Wednesday, December 26, 2018

Robert Maddox-Harle writes


Lost Café



 Particles of melody drift easily
 like veils of ash,
 soft dust,
 settling in napkin folds,
 caught in timeless censure
 where all things are possible.
 Rhetoric raises ripples in the coffee
 as cheeky sparrows swoop,
 claiming the last crumbs of my daily bread.
 The ripples surge to waves,
 my cup jitters in its cradle,
 debate, deliberation swerve
 swiftly from side to side.

 Socrates' spirit stalks this café!
 The thrust and parry
 of well reasoned, well seasoned
 reasons,
 stick like frescoes
 to the blazing black walls.

 Sensuous aromas seductively tease
 the drip, drip of black gold
 pushes anticipation to a pitch
 more searing than the search for truth.
 I ponder how many philosophers
 have caressed the rim with their lips,
 suckled inspiration
 from this porcelain chalice,
 in blazing white.
 Then drifting like the music,
 static for an instant's pose
 they dissolve into the street's reality,
 their exit a frantic gesture
 to reclaim a position in the world.

 But they return, always,
 older, battle weary
 disorientated, demented
 shunned by supermarket trolls
 flogged by incessant neon whips,
 raped by chrome and vinyl style.
 Their minds dragged into bondage
 at multinational fast-food chains
 where coffee is served instant,
 in an instant
 with trans-Atlantic instant speak
 and programmed instant smile,
 where excellence means mediocrity.
 Oh Socrates!
 Was your hemlock draught in vain?

 Image
 The Death of Socrates [detail] -- Jacques Louis David

1 comment:

  1. As sculptor Constantin Brancusi said about Sokrates, the son of a stonecutter, "His eyes are in his ears, his ears are in his eyes." According to Platon, his mentor learned rhetoric from Aspasia of Miletus (the lover of Pericles) and erotics from the priestess Diotima of Mantinea.
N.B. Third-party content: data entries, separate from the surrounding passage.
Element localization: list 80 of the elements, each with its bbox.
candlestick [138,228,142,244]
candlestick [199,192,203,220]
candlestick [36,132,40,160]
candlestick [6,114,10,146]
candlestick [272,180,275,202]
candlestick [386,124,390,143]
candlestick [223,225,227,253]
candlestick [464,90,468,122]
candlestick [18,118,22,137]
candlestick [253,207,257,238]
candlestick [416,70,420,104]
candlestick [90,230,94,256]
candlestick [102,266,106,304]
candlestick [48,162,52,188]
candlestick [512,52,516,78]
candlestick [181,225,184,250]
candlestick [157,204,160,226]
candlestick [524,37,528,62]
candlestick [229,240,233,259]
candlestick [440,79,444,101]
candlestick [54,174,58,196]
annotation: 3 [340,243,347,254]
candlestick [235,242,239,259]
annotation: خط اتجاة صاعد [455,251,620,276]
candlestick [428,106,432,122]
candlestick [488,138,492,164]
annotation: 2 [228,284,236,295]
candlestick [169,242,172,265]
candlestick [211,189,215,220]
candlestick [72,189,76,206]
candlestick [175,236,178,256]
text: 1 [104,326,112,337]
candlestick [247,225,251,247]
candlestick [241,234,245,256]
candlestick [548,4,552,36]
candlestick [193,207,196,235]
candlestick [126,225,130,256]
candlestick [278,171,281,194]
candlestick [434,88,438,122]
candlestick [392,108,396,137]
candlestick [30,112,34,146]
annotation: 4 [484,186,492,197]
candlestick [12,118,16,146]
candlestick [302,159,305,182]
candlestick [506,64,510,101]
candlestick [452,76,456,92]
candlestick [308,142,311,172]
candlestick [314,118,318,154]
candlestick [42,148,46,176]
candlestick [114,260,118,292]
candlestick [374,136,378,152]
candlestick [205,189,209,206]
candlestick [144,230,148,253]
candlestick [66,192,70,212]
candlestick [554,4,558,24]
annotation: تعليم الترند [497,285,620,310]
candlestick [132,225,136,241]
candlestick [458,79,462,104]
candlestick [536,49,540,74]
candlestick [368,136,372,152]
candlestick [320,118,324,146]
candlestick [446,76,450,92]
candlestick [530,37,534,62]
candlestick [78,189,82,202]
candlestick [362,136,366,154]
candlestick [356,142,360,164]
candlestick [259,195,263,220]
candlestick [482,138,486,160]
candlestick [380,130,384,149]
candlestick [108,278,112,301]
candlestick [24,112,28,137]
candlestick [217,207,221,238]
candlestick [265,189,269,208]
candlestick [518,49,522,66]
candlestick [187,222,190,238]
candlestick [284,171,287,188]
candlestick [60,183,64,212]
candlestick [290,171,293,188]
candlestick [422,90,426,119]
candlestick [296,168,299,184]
At least 3 comic playwrights claimed that Sokrates had helped Euripides write his plays, while Aristophanes himself lampooned the young philosopher in 3 of his comedies, "Clouds" (423 BCE), "Birds" (414 BCE), and "Frogs" (405 BCE), in which he complained about his bad effect on the youth of Athens and his neglect of the poets -- though Platon, who was 25 when the court condemned Sokrates to poison himself, was a noted poet himself; when Sokrates was being tried at 70 for corrupting young people, he claimed that the playwright was more dangerous than the 3 men who brought charges against him because he had poisoned the jurors' minds when they were young. In 404 BCE the dictatorial
    "Thirty" tried to forbid him from speaking to men under 30. At his trial in 399 BCE he insisted that he had never deliberately corrupted young people, but if he had done so unwillingly he should be instructed, not prosecuted. During his defense he frequently harangued the jurors for interrupting his discourse. After his condemnation he suggested that his friends be allowed to pay a fine of 30 minae, which was 6 times his net worth [a mina was worth 70 drachmae; 1 drachma was worth 6 obeloi, the smallest Athenian currency) but the jury sentenced him to death. Sokrates reflected that his end might be either a dreamless sleep or an opportunity to converse in the underworld. A day or so before his sentence was to be carried out he rejected an offer to escape, claiming that to illegally exile himself even after he had declined to do so lawfully would inflict harm on his society, thus confirming the jury's judgment. He spent his last day as usual, engaged in philosophical conversation and argumentation, telling his friends, “If you take my advice, you will give but little thought to Socrates but much more to the truth. If you think that what I say is true, agree with me; if not, oppose it with every argument.” He bathed at the prison’s cistern so the women of his household would be spared from having to wash his corpse. Then he swallowed the hemlock and died.